Law 2

This one we can deduce. First of all, what is the torque on a planet exerted by the sun? It's zero, since the direction of the force is in the same direction as the vector displacement between the planet and the sun. So ${\bf\tau}~=~ {\bf r}\times {\bf F}~=~ 0$. In other words, the sun doesn't try to twist the planet.

So if the torque is zero, angular momentum is conserved. Let's figure out the angular momentum geometricaly. Now

$${\bf L}~=~ {\bf r}\times {\bf p}~=~ m ({\bf r}\times {d{\bf r}\over dt})$$ (1.6)

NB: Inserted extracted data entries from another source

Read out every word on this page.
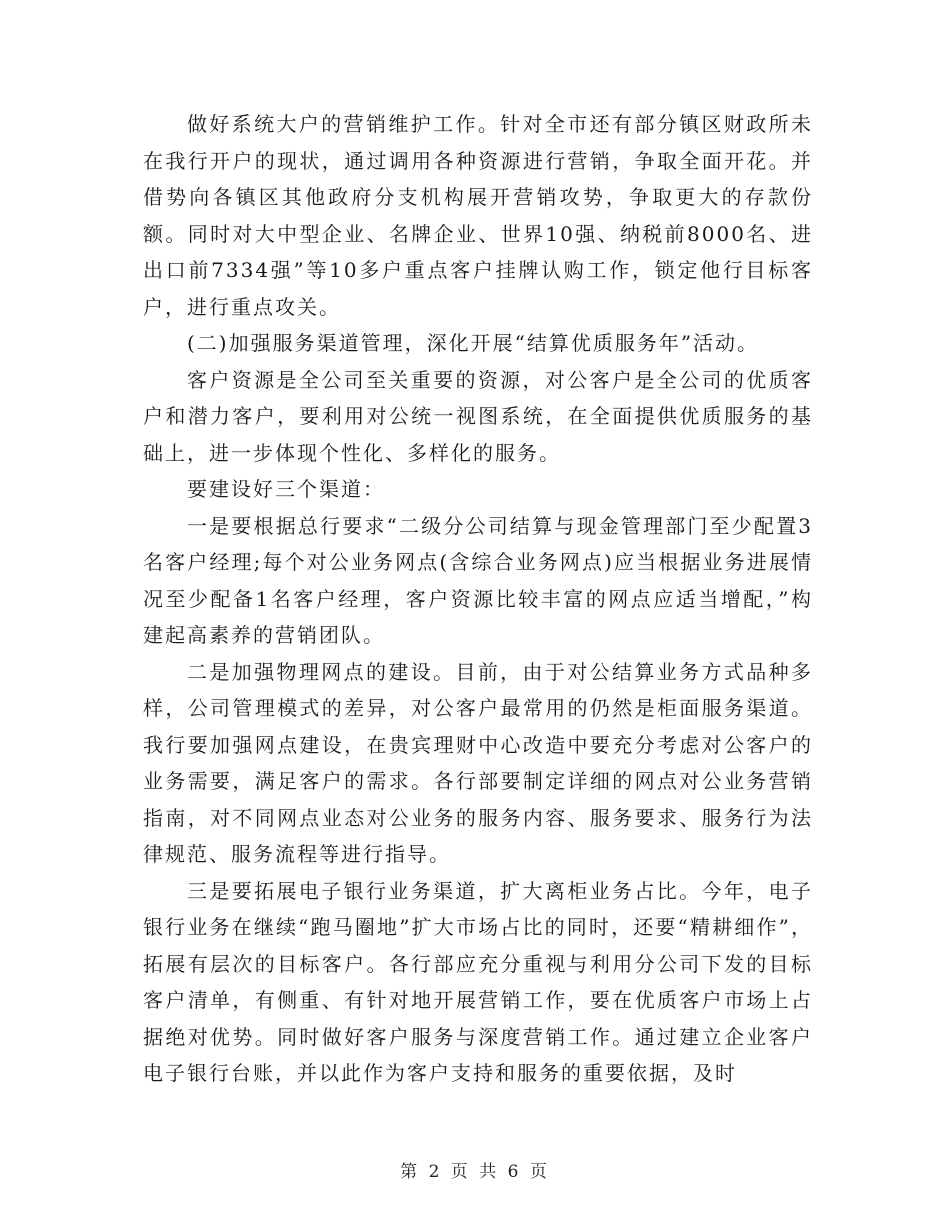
做好系统大户的营销维护工作。针对全市还有部分镇区财政所未在我行开户的现状，通过调用各种资源进行营销，争取全面开花。并借势向各镇区其他政府分支机构展开营销攻势，争取更大的存款份额。同时对大中型企业、名牌企业、世界10强、纳税前8000名、进出口前7334强”等10多户重点客户挂牌认购工作，锁定他行目标客户，进行重点攻关。

(二)加强服务渠道管理，深化开展“结算优质服务年”活动。

客户资源是全公司至关重要的资源，对公客户是全公司的优质客户和潜力客户，要利用对公统一视图系统，在全面提供优质服务的基础上，进一步体现个性化、多样化的服务。

要建设好三个渠道：

一是要根据总行要求“二级分公司结算与现金管理部门至少配置3名客户经理;每个对公业务网点(含综合业务网点)应当根据业务进展情况至少配备1名客户经理，客户资源比较丰富的网点应适当增配，”构建起高素养的营销团队。

二是加强物理网点的建设。目前，由于对公结算业务方式品种多样，公司管理模式的差异，对公客户最常用的仍然是柜面服务渠道。我行要加强网点建设，在贵宾理财中心改造中要充分考虑对公客户的业务需要，满足客户的需求。各行部要制定详细的网点对公业务营销指南，对不同网点业态对公业务的服务内容、服务要求、服务行为法律规范、服务流程等进行指导。

三是要拓展电子银行业务渠道，扩大离柜业务占比。今年，电子银行业务在继续“跑马圈地”扩大市场占比的同时，还要“精耕细作”，拓展有层次的目标客户。各行部应充分重视与利用分公司下发的目标客户清单，有侧重、有针对地开展营销工作，要在优质客户市场上占据绝对优势。同时做好客户服务与深度营销工作。通过建立企业客户电子银行台账，并以此作为客户支持和服务的重要依据，及时

第 2 页 共 6 页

So what's ${\bf r}\times d{\bf r}$? This little picture should help

Here we have ${\bf r}$ at some point of time, and show how much area it sweeps out over a very short time $dt$. At the end of this time, ${\bf r}$ has moved by the vector $d{\bf r}$. So let's compute ${\bf r}\times d{\bf r}$. It points out of the page and has a magnitude

$$\vert{\bf r}\times d{\bf r}\vert ~=~ r dr \sin\theta ~=~ r dr_{\perp}$$ (1.7)

This is just twice the area of the blue region (for small $dr$), because the area of this triangle is

$$dA ~=~ {{1 \over 2}} r dr_{\perp}$$ (1.8)

So putting this all together

$$L ~=~ m \vert{\bf r}\times {d{\bf r}\over dt}\vert ~=~ m {2dA\over dt}$$ (1.9)

This says that the angular momentum is proportional to the rate of change of the area swept out. So the rate that area is swept out is constant. Ths is equivalent to to saying that the planet sweeps out equal areas in equal times.